Des astuces pour garder le contrôle sur son budget
- Comparez les offres : Utilisez des plateformes comme Panorabanques pour identifier les meilleures alternatives.
- Négociez en amont : Contactez votre banque dès maintenant pour obtenir des réductions.
- Limitez les services inutiles : Désactivez les options que vous n’utilisez pas (ex. : assurance voyage).
« Ces ajustements prennent effet à l’été 2025, mais agir tôt est essentiel », insiste Claire Dubois.
Conclusion : une opportunité de revoir sa relation avec la banque
Si les hausses des frais de cartes bancaires inquiètent, elles offrent aussi l’occasion de revoir ses habitudes financières. « Cette situation pousse les clients à être plus actifs dans la gestion de leurs comptes », souligne Marc Lefebvre.
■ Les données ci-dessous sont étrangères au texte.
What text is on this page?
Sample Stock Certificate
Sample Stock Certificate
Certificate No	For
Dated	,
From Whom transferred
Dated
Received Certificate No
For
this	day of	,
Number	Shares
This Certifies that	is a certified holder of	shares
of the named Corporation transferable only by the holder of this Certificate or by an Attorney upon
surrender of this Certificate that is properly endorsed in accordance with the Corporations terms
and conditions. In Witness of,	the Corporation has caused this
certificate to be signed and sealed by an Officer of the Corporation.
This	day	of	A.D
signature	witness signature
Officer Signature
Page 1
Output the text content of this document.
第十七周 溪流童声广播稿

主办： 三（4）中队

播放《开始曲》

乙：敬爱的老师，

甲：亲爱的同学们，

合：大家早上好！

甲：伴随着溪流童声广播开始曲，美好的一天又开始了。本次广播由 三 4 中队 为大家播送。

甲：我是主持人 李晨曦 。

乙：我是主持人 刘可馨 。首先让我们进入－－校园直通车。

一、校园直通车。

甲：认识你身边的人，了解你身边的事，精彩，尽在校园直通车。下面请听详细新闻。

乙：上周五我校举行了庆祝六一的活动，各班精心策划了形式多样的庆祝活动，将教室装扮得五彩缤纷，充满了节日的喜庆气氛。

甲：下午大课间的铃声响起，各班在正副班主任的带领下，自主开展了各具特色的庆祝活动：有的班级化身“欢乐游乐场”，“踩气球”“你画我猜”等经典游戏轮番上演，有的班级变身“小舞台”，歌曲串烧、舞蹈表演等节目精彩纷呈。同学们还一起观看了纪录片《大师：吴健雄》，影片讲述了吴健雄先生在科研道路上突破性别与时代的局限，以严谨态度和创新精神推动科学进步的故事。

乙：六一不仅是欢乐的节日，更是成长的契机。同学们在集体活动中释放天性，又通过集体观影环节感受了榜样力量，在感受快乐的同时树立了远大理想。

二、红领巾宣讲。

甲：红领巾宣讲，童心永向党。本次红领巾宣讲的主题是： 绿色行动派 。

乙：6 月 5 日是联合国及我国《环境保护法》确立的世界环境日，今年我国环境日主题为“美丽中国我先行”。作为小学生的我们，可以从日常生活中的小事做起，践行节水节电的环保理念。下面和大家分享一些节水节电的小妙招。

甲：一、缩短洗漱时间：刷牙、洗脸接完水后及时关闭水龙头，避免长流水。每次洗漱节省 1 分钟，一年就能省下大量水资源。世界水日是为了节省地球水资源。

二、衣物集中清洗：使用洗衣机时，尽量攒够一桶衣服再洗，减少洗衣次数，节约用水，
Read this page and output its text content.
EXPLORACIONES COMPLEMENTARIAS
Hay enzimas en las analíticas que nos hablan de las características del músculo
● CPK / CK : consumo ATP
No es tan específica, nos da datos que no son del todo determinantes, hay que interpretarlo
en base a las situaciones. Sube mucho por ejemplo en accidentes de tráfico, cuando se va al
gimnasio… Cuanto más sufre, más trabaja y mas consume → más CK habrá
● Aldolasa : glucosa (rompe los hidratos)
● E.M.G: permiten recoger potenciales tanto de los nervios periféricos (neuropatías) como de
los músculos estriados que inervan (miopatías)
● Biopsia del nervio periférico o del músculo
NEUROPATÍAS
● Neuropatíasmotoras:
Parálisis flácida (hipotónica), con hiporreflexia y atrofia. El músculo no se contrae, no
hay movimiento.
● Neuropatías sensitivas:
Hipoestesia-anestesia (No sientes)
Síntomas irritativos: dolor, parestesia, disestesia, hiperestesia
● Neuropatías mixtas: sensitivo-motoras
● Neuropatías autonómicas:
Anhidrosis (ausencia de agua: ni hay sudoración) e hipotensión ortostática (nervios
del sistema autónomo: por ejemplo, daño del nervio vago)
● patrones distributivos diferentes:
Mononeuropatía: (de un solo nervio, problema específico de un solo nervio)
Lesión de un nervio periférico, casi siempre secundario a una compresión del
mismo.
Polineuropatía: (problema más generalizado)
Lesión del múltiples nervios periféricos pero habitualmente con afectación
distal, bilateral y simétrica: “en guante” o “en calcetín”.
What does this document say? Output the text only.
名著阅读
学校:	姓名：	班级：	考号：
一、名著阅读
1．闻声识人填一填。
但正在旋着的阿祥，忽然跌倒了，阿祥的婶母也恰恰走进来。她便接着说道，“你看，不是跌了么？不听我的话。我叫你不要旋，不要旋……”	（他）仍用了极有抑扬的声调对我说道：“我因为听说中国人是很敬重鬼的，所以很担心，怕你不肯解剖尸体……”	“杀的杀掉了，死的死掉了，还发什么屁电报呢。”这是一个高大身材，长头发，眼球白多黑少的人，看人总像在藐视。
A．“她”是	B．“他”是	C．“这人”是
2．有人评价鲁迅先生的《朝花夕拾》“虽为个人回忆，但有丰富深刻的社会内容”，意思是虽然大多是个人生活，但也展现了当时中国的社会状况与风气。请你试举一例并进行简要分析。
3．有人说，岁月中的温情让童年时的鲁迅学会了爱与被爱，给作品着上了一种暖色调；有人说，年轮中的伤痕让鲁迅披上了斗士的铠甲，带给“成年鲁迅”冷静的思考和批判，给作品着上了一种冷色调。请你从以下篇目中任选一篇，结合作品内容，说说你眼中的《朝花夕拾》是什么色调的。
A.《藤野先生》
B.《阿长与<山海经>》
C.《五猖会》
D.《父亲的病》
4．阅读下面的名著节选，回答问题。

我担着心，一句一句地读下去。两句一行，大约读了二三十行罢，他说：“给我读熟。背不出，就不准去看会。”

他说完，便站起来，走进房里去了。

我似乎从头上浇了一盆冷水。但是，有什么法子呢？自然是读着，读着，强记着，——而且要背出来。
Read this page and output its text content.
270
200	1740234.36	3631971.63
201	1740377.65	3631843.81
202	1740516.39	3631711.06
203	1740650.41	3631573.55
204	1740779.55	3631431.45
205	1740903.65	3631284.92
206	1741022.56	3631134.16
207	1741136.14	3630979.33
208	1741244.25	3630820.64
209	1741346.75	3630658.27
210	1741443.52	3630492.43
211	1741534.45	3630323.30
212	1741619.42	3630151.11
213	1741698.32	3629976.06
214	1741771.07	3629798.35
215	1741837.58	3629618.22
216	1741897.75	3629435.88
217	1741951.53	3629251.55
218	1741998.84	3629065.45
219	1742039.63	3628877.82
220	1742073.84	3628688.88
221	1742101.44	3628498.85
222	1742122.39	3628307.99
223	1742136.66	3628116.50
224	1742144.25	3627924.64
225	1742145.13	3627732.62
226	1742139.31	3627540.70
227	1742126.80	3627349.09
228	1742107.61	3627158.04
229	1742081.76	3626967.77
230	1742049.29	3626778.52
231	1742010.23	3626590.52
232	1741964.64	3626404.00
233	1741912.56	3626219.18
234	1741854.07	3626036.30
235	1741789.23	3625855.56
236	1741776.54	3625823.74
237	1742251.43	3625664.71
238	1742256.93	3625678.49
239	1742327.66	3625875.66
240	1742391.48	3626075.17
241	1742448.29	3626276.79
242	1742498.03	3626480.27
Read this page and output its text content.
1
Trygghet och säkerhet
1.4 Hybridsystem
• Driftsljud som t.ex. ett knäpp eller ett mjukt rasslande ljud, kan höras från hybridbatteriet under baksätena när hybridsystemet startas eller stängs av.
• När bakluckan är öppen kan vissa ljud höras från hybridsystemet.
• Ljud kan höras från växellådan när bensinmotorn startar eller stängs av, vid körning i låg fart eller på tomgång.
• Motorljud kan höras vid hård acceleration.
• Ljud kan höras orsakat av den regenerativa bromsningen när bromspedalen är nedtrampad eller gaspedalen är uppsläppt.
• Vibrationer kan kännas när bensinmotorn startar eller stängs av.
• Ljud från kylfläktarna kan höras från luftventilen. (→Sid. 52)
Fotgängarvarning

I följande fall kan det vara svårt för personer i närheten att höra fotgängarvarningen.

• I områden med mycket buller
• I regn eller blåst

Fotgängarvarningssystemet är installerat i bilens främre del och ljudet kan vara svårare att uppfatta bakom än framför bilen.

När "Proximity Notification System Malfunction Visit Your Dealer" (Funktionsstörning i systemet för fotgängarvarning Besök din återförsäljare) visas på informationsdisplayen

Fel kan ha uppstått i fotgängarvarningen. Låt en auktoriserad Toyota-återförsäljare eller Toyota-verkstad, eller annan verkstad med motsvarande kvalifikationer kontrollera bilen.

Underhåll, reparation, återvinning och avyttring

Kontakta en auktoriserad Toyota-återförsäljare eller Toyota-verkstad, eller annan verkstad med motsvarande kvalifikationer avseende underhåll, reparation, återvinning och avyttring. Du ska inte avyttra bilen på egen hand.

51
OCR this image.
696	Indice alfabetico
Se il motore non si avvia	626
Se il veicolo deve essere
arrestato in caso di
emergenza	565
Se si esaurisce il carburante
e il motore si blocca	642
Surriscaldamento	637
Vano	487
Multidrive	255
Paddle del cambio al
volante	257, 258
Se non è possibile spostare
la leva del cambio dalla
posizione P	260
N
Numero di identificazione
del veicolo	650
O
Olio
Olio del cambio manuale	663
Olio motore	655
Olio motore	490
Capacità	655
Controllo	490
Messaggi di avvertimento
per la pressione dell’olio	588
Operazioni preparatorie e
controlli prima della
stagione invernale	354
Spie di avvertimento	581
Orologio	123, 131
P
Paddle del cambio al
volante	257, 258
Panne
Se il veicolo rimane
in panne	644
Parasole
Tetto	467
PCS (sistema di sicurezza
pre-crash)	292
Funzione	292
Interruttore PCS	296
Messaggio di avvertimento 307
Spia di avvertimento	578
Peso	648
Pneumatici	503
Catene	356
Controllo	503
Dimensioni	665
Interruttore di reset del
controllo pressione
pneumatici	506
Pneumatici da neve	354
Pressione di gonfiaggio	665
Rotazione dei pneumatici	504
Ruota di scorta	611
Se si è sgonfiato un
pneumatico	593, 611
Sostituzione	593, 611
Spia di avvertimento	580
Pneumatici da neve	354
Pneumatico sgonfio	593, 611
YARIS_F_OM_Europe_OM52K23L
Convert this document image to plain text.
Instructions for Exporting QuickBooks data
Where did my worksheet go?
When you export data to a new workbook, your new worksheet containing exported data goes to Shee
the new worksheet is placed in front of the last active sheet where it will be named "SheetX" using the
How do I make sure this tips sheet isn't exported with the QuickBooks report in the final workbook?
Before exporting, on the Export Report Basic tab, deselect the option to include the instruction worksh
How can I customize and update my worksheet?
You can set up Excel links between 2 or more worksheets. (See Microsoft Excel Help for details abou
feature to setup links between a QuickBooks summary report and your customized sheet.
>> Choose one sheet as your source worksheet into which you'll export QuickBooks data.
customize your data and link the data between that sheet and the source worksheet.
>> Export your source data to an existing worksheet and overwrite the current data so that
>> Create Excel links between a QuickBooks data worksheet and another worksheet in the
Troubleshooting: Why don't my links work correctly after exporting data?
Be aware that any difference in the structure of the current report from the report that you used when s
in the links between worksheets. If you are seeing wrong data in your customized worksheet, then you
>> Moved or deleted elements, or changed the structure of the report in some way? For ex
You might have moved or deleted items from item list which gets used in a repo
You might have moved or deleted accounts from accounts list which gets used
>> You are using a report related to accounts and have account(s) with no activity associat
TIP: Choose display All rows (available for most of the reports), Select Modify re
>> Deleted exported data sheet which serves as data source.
En comparant les offres, en négociant ou en explorant les néobanques, il est possible de préserver son pouvoir d’achat sans compromettre la sécurité ou la praticité.
A retenir
Quelles cartes bancaires seront les plus touchées par les hausses ?
Les Visa Classic, Premier et Infinite subiront les augmentations les plus marquées. Les comptes jeunes ou basiques restent généralement épargnés.
Comment éviter les frais cachés ?
Lisez attentivement les conditions générales de votre carte et désactivez les services inutilisés. N’hésitez pas à renégocier avec votre conseiller.
Les néobanques sont-elles une alternative fiable ?
Oui, elles proposent souvent des cartes gratuites ou à faibles coûts, avec des fonctionnalités modernes (paiements à l’étranger gratuits, gestion via une appli). Cependant, vérifiez leurs garanties en matière de sécurité et de service client.